Hoes, as a gardening utensil, have garnished themselves quite a respectable reputation. They are effective tools, able to remove quality spherical portions of soil in a speedily manner and are a trusted tool for many a gardener. Yet, it is a shame the same can not be said for the other type of ho: the human kind.
Human hos are a misunderstood group of individuals, and it’s a goddamn travesty. Now, before you get your pants in a tiff – how you do such a thing I’m not entirely sure – keep in mind I’m not talking about just anyone here. We may be talking about hos, but that doesn’t mean we can just throw this label on top, or under, anyone. Instead, understand I speak of a much more sophisticated ho, much different from the images of Paris Hilton, Tila Tequila and Snooki that spring to mind when the word ho is uttered outside of its understood gardening meaning.
I speak (someone has to as the hos are little busy right now) not for those whose loose actions are nothing more than feeble grasps for attention brought on by poor parenting, deep set psychological issues or a commitment to retaining demeaning stereotypes. Instead, I rally the cry of those who just enjoy having fun a little more than the next gal or guy, the men, women, she-men or whatever who say no to peer pressure and act with regard only to themselves. The hos I speak of are not simply loose with their body, but with all of societies pressures and never buy into the latest fad simply because their peers have. These are people who understand society’s expectation to keep your pants on at all times, yet question where exactly said pants should be worn and are always down for the wildcard.

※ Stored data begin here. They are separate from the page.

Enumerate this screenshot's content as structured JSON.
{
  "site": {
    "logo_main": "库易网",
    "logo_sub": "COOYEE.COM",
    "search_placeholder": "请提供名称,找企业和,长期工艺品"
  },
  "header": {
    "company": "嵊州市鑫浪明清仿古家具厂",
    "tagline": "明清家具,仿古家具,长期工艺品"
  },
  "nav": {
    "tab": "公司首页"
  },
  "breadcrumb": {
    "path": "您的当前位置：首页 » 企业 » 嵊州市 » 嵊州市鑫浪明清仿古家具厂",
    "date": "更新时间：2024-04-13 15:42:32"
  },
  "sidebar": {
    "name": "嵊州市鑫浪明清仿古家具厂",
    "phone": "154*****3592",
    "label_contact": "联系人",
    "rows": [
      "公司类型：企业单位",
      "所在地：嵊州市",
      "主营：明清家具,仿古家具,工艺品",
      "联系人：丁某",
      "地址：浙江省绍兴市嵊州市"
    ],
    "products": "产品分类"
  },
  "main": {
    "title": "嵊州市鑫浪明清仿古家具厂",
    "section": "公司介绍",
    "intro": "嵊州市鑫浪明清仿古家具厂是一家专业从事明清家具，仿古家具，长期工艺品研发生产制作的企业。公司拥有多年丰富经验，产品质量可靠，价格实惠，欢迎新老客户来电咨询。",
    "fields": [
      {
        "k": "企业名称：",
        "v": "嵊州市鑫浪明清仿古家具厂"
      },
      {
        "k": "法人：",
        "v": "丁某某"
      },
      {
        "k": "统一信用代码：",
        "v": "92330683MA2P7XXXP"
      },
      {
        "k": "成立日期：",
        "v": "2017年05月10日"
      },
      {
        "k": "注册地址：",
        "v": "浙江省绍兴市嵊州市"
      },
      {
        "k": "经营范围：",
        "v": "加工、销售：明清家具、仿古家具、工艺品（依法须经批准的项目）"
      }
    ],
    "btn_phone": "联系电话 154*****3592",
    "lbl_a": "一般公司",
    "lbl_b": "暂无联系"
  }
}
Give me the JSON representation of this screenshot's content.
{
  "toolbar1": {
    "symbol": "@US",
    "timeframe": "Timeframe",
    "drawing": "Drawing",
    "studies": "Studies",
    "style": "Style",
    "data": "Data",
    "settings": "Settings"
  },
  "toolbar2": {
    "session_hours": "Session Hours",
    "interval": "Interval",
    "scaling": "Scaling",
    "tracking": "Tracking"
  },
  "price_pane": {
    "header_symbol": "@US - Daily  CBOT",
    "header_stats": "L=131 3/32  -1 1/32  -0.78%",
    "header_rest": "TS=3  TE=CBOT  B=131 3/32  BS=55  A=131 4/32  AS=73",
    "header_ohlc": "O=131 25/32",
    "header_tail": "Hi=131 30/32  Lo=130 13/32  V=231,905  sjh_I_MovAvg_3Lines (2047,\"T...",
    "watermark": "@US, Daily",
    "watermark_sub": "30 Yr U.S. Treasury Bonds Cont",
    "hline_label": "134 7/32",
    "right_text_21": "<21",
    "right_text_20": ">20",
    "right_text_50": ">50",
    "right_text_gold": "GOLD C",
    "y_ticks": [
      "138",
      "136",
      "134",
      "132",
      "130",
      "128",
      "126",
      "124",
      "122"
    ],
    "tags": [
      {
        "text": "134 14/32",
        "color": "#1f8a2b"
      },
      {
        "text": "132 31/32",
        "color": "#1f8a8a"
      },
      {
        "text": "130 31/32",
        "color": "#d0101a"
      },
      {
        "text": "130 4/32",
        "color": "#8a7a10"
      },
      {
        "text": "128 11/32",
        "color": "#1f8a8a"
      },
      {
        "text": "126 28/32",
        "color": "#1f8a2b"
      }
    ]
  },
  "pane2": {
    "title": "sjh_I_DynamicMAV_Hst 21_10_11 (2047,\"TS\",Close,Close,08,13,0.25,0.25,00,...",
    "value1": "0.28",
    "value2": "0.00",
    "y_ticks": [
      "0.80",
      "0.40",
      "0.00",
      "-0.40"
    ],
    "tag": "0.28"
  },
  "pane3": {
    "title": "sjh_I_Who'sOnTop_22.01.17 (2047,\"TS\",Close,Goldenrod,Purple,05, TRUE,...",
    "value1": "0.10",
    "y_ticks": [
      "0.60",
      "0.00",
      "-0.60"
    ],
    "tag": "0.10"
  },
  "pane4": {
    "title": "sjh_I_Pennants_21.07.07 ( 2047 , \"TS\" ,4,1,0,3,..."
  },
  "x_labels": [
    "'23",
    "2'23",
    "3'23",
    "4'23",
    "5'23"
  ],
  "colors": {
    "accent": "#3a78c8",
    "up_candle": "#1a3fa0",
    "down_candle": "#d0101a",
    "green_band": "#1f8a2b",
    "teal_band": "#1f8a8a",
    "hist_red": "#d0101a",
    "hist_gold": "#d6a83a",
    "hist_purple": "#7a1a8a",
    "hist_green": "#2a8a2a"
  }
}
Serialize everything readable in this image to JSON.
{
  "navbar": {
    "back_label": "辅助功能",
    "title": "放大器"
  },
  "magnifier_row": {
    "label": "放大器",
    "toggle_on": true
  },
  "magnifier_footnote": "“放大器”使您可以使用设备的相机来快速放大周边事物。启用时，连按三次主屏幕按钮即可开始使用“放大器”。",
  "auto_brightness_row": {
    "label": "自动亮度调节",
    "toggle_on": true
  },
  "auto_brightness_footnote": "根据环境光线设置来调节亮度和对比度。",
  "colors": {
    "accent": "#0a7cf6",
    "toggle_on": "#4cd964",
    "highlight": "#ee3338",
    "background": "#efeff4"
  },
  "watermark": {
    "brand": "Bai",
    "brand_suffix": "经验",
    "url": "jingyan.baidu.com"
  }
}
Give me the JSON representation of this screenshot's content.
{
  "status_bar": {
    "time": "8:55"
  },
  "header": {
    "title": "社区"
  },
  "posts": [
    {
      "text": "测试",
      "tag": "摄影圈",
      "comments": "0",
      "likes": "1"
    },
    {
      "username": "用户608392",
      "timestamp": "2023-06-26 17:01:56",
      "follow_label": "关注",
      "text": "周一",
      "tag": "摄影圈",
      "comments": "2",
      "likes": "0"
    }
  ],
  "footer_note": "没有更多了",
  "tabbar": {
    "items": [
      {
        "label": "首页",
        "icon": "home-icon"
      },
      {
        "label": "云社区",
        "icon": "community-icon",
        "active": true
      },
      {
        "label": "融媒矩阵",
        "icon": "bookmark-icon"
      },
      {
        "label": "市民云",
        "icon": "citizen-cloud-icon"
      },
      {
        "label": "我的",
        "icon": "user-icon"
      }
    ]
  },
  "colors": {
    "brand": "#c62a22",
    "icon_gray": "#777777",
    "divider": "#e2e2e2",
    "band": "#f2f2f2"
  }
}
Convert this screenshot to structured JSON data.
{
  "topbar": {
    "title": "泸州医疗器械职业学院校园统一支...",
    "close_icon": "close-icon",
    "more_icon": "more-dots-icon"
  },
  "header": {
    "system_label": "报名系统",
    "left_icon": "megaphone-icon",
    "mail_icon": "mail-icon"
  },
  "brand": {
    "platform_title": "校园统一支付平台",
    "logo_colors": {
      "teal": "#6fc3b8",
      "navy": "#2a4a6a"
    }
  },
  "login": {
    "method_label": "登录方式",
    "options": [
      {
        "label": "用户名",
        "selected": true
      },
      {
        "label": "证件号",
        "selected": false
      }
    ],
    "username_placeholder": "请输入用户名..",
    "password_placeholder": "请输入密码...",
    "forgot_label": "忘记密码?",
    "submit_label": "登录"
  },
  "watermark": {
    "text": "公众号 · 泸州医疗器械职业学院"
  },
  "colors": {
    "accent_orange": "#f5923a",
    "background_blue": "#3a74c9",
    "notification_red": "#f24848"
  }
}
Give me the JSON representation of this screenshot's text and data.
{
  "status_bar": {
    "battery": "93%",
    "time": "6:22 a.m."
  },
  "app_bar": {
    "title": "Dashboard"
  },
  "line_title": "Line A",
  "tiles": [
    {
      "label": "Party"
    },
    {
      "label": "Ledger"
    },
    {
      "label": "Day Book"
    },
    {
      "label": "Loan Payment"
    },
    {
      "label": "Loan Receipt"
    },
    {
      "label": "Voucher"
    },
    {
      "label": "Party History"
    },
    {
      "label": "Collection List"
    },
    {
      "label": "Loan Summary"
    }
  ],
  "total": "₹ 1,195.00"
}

These are good, honest people. Yet, some in the CHS student body have no problem just willy-nilly comparing them to the professional men and women of the night. While it’s true these individuals do often prowl during the infamous ‘Latenight’ hour, this comparison is nothing less than preposterous. Instead of using that mouth to utter slander, take a moment to talk to a ho and learn more about them. Aside from making a new friend, you’ll learn ways to make better use of that party pooping mouth. The fact is, everyone has feelings, and it’s libel like this that can hurt damn near every one of them.
Ultimately, what I’m getting at extends beyond the proper treatment of my hos. In a lot of ways, high school is nothing like the movies, but the social cliques and pressure so often stereotyped are vividly real and unfortunately omnipresent. In my time here, I’ve seen this girl do that to this girl to look cool in front of him because he’s pissed at him who just yelled at her because he told him to and then there was a sheman. The moral of that story is everyone got hurt. Yet, the irony of all the inevitable drama that occurs in high school is that these pressures have only as much power as you give them. It’s your buying into these pressures and stereotypes that allow them to consume you until you’re just another cog in the High School Musical machine (pre-breaking of the status quo, of course). Hos garnished their name by going against the grain, and while I’m not asking you to begin acting promiscuously, I hope that throughout the rest of high school you take a cue from the hos and find at least a tiny bit of rebellion in you. For only then, when you break away from any accepted norms that contradict who you are and act as yourself, will you find true happiness in high school and finally understand why we read Hamlet.